British manufacturing’s approach to employment has for some time gone hand in hand with a slowness to invest in new plant, machinery and technology. It is almost a vicious circle: as wages become more expensive, there is less capital for deep investment, which in turn reinforces a production model limited by low-tech capabilities.

Will automation save the UK manufacturing sector?

And yet that automation, digital and data technologies boost productivity is a fact accepted, if only in theory, by UK industry. According to the latest Annual Manufacturing Report published by Hennik Research, over 90% of British manufacturers surveyed agreed that smart factories bring with them improved levels of efficiency. Robots work more quickly, more accurately and for longer hours than humans; sensors monitor and record machine activity, flagging up problems before they become disruptive; and data is analysed in real time to suggest areas in which performance can be optimised.
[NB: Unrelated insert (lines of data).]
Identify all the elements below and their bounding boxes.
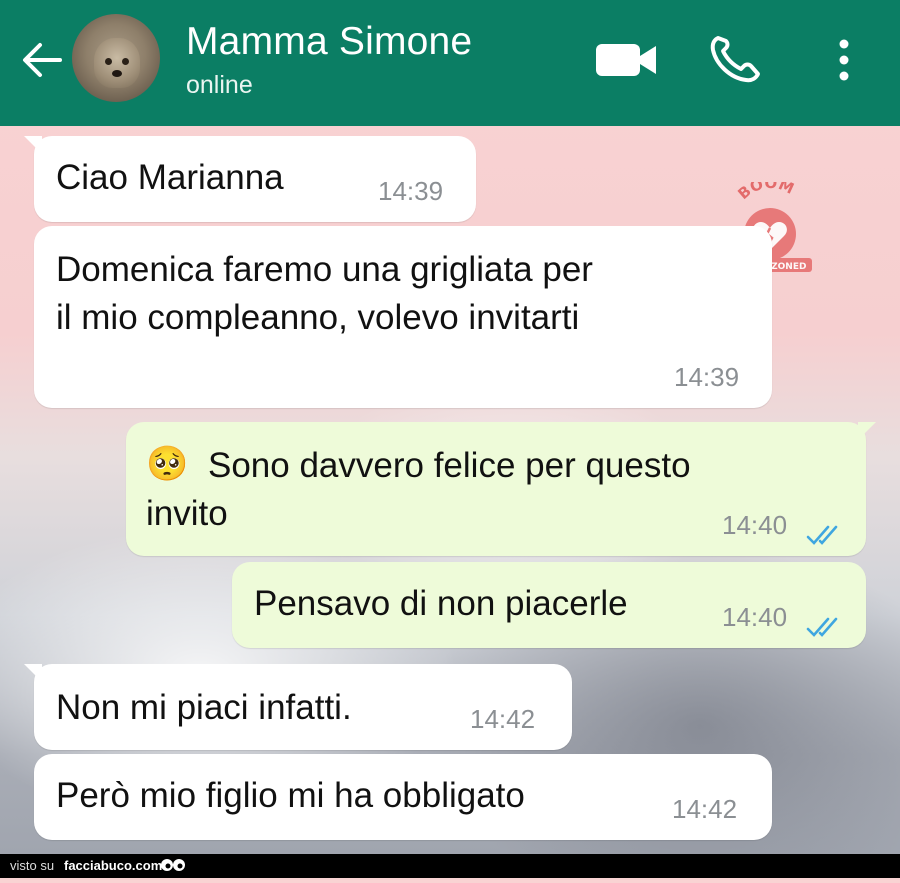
chat-header: Mamma Simone online bbox=[0, 0, 900, 126]
message-time: 14:40 bbox=[722, 510, 788, 540]
message-time: 14:39 bbox=[378, 176, 444, 206]
contact-name[interactable]: Mamma Simone bbox=[186, 20, 472, 64]
message-time: 14:42 bbox=[470, 704, 536, 734]
pleading-face-emoji: 🥺 bbox=[146, 445, 189, 483]
message-text-line: il mio compleanno, volevo invitarti bbox=[56, 298, 580, 337]
message-bubble-outgoing[interactable]: Pensavo di non piacerle 14:40 bbox=[232, 562, 866, 648]
avatar[interactable] bbox=[72, 14, 160, 102]
svg-text:BOOM: BOOM bbox=[734, 182, 796, 203]
footer-site: facciabuco.com bbox=[64, 858, 163, 873]
message-bubble-incoming[interactable]: Domenica faremo una grigliata per il mio… bbox=[34, 226, 772, 408]
message-bubble-incoming[interactable]: Non mi piaci infatti. 14:42 bbox=[24, 664, 572, 750]
eyes-icon bbox=[160, 857, 186, 875]
more-menu-icon[interactable] bbox=[830, 36, 858, 84]
back-arrow-icon[interactable] bbox=[20, 40, 64, 80]
message-time: 14:42 bbox=[672, 794, 738, 824]
source-footer: visto su facciabuco.com bbox=[0, 854, 900, 878]
message-text: Ciao Marianna bbox=[56, 158, 284, 197]
message-bubble-incoming[interactable]: Però mio figlio mi ha obbligato 14:42 bbox=[34, 754, 772, 840]
message-time: 14:40 bbox=[722, 602, 788, 632]
contact-status: online bbox=[186, 71, 253, 99]
message-text: Però mio figlio mi ha obbligato bbox=[56, 776, 525, 815]
video-call-icon[interactable] bbox=[594, 40, 658, 80]
message-text-line: Domenica faremo una grigliata per bbox=[56, 250, 593, 289]
message-bubble-outgoing[interactable]: 🥺 Sono davvero felice per questo invito … bbox=[126, 422, 876, 556]
message-text-line: invito bbox=[146, 494, 228, 533]
read-ticks-icon bbox=[806, 512, 846, 545]
message-text: Pensavo di non piacerle bbox=[254, 584, 628, 623]
message-bubble-incoming[interactable]: Ciao Marianna 14:39 bbox=[24, 136, 476, 222]
read-ticks-icon bbox=[806, 604, 846, 637]
message-text-line: Sono davvero felice per questo bbox=[208, 446, 691, 485]
message-time: 14:39 bbox=[674, 362, 740, 392]
message-text: Non mi piaci infatti. bbox=[56, 688, 352, 727]
phone-icon[interactable] bbox=[708, 34, 762, 84]
footer-prefix: visto su bbox=[10, 858, 55, 873]
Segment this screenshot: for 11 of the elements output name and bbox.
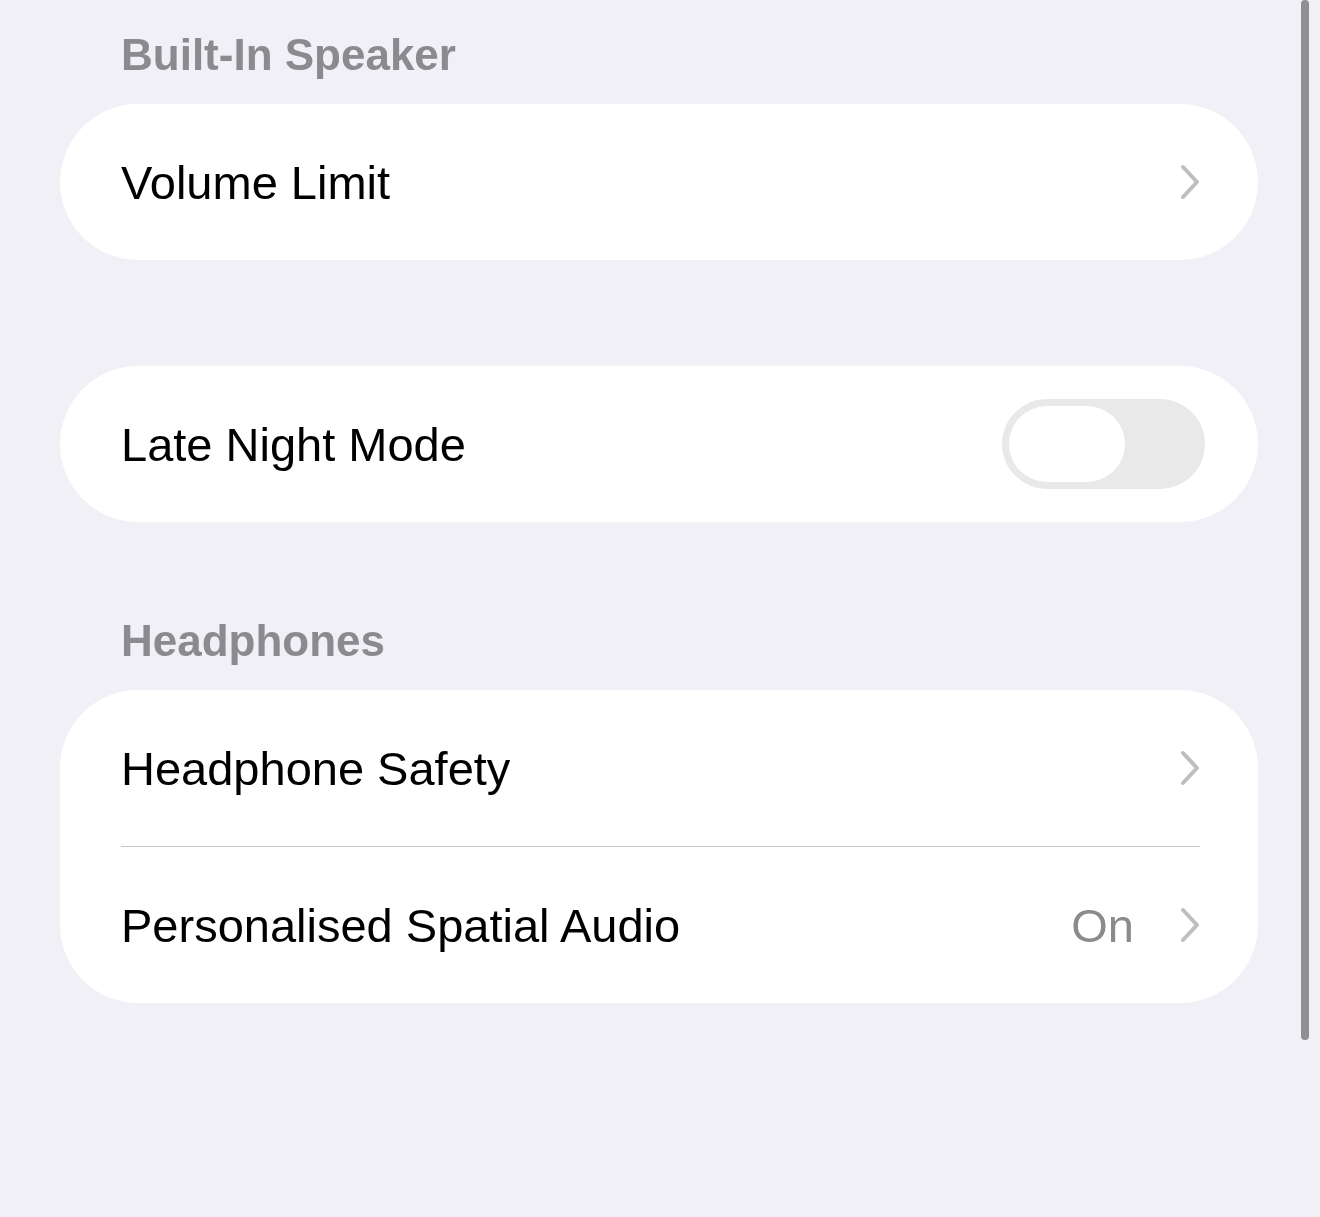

There are various theories as to why, in practice, British industry has been reluctant to sink capital into automation technology. (According to figures reported by Reuters, the UK in 2016 had fewer industrial robots per 10,000 factory workers than any other G7 country.)

Anxiety about the business climate since the 2007-08 financial crisis is strong in the UK and has, of course, not been relieved by the result of the 2016 EU Referendum.

A mistrust of new industrial technology, particularly as it might impact on the availability of future jobs, also appears to be something of a British tradition; and may both feed and be fed by an educational culture that at the moment sees an approximate annual shortfall of people with STEM skills (science, technology, engineering and maths) of 40,000.

These and other factors have contributed to the slow uptake of automation technology in British manufacturing. Will they continue to do so? Probably not – at least, not in the long term.

After all, current trends suggest that in the end, it might well boil down to simple economics. There is a level on which automation solutions are already undercutting the price tags of large, unreconstructed workforces.

Robots and the future of industrial automation

Cobots have begun to play a key role here, and are introducing many small and medium-sized businesses to the possibility of rapid returns on investment (that is, five years or under) – a key reassurance in a business climate habituated to short-termism. No less importantly, these easy-to-work-with devices are breaking down cultural technophobia (where it exists) and the old stereotype that robots are a threat, rather than a complement, to workers on the factory floor.

These are small steps. But the UK’s manufacturing future may well depend upon them. After all, trends set to achieve dominance in the long term such as just-in-time, additive and distributed manufacturing, not to mention the dynamics of frictionless global supply chains, all originated from and continue to develop through automated processes.

The UK’s Made Smarter initiative, then, is probably not exaggerating when it talks of manufacturing needing to join a new industrial revolution. At the same time, it recognises the practical importance of a grass-roots, widely duplicable demonstration of what automation can do for manufacturing – and the equal importance of what a realistic level of investment can do for both.